Ticket #10 (assigned defect)

Opened 3 years ago

Last modified 3 years ago

Valgrind error in TestInterCollObjWorld.testReduce with openmpi 1.1 on FC6

Reported by: albertstrasheim Assigned to: dalcinl (accepted)
Priority: major Milestone:
Component: component1 Version:
Keywords: Cc:

Description

I'm using Valgrind 3.2.1 to run test_collobj.py from mpi4py 0.4.0rc2 on Fedora Core 6 with the included openmpi 1.1-7. I use Valgrind as follows:

mpiexec -n 3 \
        valgrind \
        --tool=memcheck \
        --leak-check=yes \
        --error-limit=no \
        --suppressions=valgrind-python.supp \
        --num-callers=20 \
        --freelist-vol=536870912 \
        -v \
        python test_collobj.py -v

valgrind-python.supp can be found in the Python SVN repository. Some lines have to be uncommented to suppress most of the warnings caused by Python (see README.valgrind for more info).

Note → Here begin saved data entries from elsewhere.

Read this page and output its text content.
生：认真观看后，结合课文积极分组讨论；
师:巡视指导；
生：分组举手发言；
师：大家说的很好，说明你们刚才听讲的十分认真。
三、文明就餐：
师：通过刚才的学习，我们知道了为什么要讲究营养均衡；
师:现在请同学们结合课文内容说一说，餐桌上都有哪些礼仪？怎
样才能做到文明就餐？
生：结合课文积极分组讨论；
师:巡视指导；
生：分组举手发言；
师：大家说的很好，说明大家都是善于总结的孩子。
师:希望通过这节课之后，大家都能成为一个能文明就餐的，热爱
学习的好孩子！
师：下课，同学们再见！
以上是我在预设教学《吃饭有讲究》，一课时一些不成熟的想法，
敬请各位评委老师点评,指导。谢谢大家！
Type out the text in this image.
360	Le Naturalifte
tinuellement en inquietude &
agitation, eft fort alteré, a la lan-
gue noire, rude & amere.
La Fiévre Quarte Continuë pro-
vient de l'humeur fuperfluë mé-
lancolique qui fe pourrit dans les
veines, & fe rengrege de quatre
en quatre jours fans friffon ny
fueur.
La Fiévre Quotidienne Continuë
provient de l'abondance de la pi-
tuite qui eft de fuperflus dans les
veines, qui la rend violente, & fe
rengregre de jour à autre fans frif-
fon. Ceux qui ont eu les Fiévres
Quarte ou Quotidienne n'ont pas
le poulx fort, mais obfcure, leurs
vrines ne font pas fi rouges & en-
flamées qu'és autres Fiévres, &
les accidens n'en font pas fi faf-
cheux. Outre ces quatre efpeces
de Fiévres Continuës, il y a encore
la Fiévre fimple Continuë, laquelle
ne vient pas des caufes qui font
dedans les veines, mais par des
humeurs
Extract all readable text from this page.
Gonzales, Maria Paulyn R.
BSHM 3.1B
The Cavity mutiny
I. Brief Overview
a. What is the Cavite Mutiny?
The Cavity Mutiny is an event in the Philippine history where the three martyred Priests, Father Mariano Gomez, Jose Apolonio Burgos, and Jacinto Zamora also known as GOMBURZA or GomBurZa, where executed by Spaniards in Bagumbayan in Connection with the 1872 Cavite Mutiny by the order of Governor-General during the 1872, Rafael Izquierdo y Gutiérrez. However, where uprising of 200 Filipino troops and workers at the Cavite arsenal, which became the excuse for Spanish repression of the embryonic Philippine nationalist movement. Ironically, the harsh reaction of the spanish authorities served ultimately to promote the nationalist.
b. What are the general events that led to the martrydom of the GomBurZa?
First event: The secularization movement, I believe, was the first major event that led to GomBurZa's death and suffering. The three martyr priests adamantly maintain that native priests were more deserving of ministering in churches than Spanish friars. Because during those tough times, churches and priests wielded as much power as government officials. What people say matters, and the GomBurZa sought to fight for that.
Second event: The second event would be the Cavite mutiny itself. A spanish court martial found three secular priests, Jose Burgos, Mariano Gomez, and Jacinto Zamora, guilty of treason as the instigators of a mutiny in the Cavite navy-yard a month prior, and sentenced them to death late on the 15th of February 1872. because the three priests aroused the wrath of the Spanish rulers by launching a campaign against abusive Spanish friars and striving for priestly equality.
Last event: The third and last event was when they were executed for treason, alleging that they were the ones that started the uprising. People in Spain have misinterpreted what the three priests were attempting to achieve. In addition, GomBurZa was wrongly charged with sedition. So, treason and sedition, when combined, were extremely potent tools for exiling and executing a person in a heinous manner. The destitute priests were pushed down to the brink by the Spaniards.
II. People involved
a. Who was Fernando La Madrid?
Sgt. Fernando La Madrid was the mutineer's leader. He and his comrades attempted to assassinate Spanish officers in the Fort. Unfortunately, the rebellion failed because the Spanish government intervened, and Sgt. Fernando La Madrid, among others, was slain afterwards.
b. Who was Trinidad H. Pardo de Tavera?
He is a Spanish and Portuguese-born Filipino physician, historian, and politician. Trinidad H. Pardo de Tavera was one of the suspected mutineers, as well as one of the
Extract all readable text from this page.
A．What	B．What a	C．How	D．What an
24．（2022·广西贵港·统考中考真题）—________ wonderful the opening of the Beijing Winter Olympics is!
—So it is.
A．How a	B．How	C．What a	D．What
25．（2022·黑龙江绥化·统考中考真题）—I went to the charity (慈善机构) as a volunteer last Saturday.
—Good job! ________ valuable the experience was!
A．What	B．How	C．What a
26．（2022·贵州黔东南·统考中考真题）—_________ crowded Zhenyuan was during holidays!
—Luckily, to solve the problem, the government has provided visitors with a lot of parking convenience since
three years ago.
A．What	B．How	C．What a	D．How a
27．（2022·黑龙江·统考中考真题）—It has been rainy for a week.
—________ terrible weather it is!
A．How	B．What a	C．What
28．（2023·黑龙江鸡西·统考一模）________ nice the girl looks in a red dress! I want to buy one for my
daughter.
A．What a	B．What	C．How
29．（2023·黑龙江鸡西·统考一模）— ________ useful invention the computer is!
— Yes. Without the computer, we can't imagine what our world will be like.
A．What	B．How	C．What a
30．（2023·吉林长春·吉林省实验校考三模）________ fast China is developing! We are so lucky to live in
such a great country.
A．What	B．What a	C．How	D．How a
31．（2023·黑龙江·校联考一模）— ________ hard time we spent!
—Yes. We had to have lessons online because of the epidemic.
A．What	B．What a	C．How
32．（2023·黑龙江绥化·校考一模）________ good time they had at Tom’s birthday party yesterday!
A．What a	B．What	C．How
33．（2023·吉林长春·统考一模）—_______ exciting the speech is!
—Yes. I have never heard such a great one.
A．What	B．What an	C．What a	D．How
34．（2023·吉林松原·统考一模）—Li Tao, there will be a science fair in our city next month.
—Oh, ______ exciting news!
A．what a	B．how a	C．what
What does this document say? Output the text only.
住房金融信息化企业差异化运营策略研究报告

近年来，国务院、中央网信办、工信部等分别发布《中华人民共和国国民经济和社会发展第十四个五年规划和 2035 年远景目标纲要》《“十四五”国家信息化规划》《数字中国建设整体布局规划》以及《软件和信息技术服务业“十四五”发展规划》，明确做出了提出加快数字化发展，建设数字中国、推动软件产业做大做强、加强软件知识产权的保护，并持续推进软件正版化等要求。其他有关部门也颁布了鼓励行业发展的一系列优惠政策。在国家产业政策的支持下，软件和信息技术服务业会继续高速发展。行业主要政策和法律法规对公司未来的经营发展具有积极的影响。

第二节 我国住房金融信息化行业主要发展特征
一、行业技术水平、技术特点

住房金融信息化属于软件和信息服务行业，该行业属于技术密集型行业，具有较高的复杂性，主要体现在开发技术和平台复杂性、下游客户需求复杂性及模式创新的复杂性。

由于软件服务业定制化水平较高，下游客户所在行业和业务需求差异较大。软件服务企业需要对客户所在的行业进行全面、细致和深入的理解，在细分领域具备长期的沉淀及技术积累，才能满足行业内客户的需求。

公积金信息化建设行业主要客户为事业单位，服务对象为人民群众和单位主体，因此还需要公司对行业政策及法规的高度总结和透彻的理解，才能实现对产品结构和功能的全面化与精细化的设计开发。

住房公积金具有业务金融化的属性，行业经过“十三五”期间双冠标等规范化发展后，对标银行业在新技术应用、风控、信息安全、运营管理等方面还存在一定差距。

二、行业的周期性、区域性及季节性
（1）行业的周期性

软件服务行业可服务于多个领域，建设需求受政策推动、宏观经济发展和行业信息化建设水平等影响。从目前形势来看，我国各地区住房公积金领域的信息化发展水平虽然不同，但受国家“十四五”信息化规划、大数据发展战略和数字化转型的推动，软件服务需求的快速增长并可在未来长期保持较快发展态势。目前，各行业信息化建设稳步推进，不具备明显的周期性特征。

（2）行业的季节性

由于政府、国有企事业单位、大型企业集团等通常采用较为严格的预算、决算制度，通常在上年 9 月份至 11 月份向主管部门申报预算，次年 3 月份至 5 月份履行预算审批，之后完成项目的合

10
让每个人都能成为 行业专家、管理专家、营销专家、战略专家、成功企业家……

The following errors show up when running TestInterCollObjWorld.testReduce:

==23269== ERROR SUMMARY: 2 errors from 2 contexts (suppressed: 7698 from 7)
==23269== 
==23269== 1 errors in context 1 of 2:
==23269== Invalid read of size 4
==23269==    at 0x4F9CC92: mca_pml_ob1_recv_frag_match (pml_ob1_recvfrag.c:454)
==23269==    by 0x4F9E30E: mca_pml_ob1_recv_frag_callback (pml_ob1_recvfrag.c:101)
==23269==    by 0x50B1519: mca_btl_sm_component_progress (btl_sm_component.c:392)
==23269==    by 0x50A7BE5: mca_bml_r2_progress (bml_r2.c:102)
==23269==    by 0x4CD1A59: opal_progress (opal_progress.c:288)
==23269==    by 0x4F9AEDA: mca_pml_ob1_recv (condition.h:81)
==23269==    by 0x50C38E9: mca_coll_basic_gather_intra (coll_basic_gather.c:77)
==23269==    by 0x50C13ED: mca_coll_basic_allgather_intra (coll_basic_allgather.c:74)
==23269==    by 0x4B9D29C: ompi_comm_split (comm.c:401)
==23269==    by 0x4BC7269: MPI_Comm_split (comm_split.c:58)
==23269==    by 0x4B3D0DF: comm_split (mpi.c:3565)
==23269==    by 0xB2654C: PyCFunction_Call (in /usr/lib/libpython2.4.so.1.0)
...
==23269==  Address 0x5C is not stack'd, malloc'd or (recently) free'd
==23269== 
==23269== 1 errors in context 2 of 2:
==23269== Invalid read of size 4
==23269==    at 0x4F9CC6F: mca_pml_ob1_recv_frag_match (pml_ob1_recvfrag.c:450)
==23269==    by 0x4F9E30E: mca_pml_ob1_recv_frag_callback (pml_ob1_recvfrag.c:101)
==23269==    by 0x50B1519: mca_btl_sm_component_progress (btl_sm_component.c:392)
==23269==    by 0x50A7BE5: mca_bml_r2_progress (bml_r2.c:102)
==23269==    by 0x4CD1A59: opal_progress (opal_progress.c:288)
==23269==    by 0x4F9AEDA: mca_pml_ob1_recv (condition.h:81)
==23269==    by 0x50C38E9: mca_coll_basic_gather_intra (coll_basic_gather.c:77)
==23269==    by 0x50C13ED: mca_coll_basic_allgather_intra (coll_basic_allgather.c:74)
==23269==    by 0x4B9D29C: ompi_comm_split (comm.c:401)
==23269==    by 0x4BC7269: MPI_Comm_split (comm_split.c:58)
==23269==    by 0x4B3D0DF: comm_split (mpi.c:3565)
==23269==    by 0xB2654C: PyCFunction_Call (in /usr/lib/libpython2.4.so.1.0)
...
==23269==  Address 0xA8 is not stack'd, malloc'd or (recently) free'd

The test is run on all three nodes, but the errors only show up once, so maybe only the root node is having this error?

If this isn't a mpi4bug issue, maybe it's a problem with openmpi -- unfortunately openmpi 1.1.2 segfaults when I tried to use mpiexec to run Valgrind.

Change History

11/10/06 16:23:08 changed by dalcinl

  • status changed from new to assigned.
  • owner changed from somebody to dalcinl.

This is a bug in OMPI. I've reported it.